All of which was supposed to end once Tom Brady left. Then, we were told, would finally make the public bored and the Patriots the one thing they hadn't been in recent memory: Irrelevant.
Yeah. About that ...
Patriots.com -The Patriots are once again set to appear in five prime time kickoffs on national television – somewhat of a surprising development to many observers who believed the exit of QB Tom Brady via free agency would dampen the networks' enthusiasm for Patriots football. Apparently not. New England has three 4:25 nationally televised kickoff times as well. ...
Meanwhile, New England also faces both of last year's Super Bowl contestants – winners Kansas City and runners-up San Francisco – to bookend the month of October, which also sees the Patriots take an earlier-than-normal bye week before Halloween. That means a long, hard stretch of games awaits the Patriots in November and December.
A particularly tough patch has New England facing six road games over eight weeks, but the first two of those are very short trips within the division.
Welp. So much for the notion that the country was obsessed with Tom Brady only and they'd quickly turn their attention to Patrick Mahomes and Lamar Jackson once he left for Tampa. And the Patriots would be marginalized back to the days when they were putting Tommy Hodson and Hugh Millen under center. You don't get rid of the most hyper-relevant team of two decades that easily.
For what Twitter polls are worth, I threw this question out there Thursday morning.
I based the numbers on the fact the "most interesting" team in the league, Kansas City, played eight of their games Sunday at 1. And the objectively least interesting, by far worst team in the league, Cincinnati, had 13 of their games at 1PM. So the point of the inquiry was whether the NFL was assuming America was no longer interested in the Patriots in the apre-Brady era.

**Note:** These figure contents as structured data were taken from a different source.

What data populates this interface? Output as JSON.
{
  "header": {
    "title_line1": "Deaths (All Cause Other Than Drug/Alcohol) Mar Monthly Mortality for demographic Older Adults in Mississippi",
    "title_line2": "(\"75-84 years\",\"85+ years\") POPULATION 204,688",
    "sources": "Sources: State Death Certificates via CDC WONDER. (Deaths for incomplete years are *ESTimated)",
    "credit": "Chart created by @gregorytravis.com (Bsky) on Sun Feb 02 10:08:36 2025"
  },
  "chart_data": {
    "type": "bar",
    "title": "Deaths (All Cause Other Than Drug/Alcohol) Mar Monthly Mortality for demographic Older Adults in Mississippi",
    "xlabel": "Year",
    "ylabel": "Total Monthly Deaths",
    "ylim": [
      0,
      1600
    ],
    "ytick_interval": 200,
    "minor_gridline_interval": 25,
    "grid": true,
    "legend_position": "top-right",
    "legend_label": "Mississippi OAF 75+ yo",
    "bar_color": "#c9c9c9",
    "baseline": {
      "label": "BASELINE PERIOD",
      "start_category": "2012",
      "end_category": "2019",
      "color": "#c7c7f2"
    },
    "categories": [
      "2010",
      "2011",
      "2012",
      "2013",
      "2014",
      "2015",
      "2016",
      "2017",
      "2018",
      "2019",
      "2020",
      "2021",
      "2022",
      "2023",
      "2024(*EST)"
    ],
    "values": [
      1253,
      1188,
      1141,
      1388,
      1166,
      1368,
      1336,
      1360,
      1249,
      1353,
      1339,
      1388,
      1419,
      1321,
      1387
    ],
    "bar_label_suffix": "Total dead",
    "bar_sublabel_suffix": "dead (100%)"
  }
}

It turned out that almost two thirds - 65.7% to be exact - of my mostly Patriots-centric Twitter followers thought that 10 or more of their games would be aired in the NFL's afternoon Gulag like the soap operas your mom calls "My Shows." Barely a third of them thought the NFL would have enough interest to put half their games in the afternoon and night.
Yet the truth turned out to be five prime time games and three more at 4:25. By way of comparison, last year, coming off their sixth championship, they had five prime timers and five 4:25 games. So much for the Tom Brady Factor. Let the Jarrett Stidham Era begin.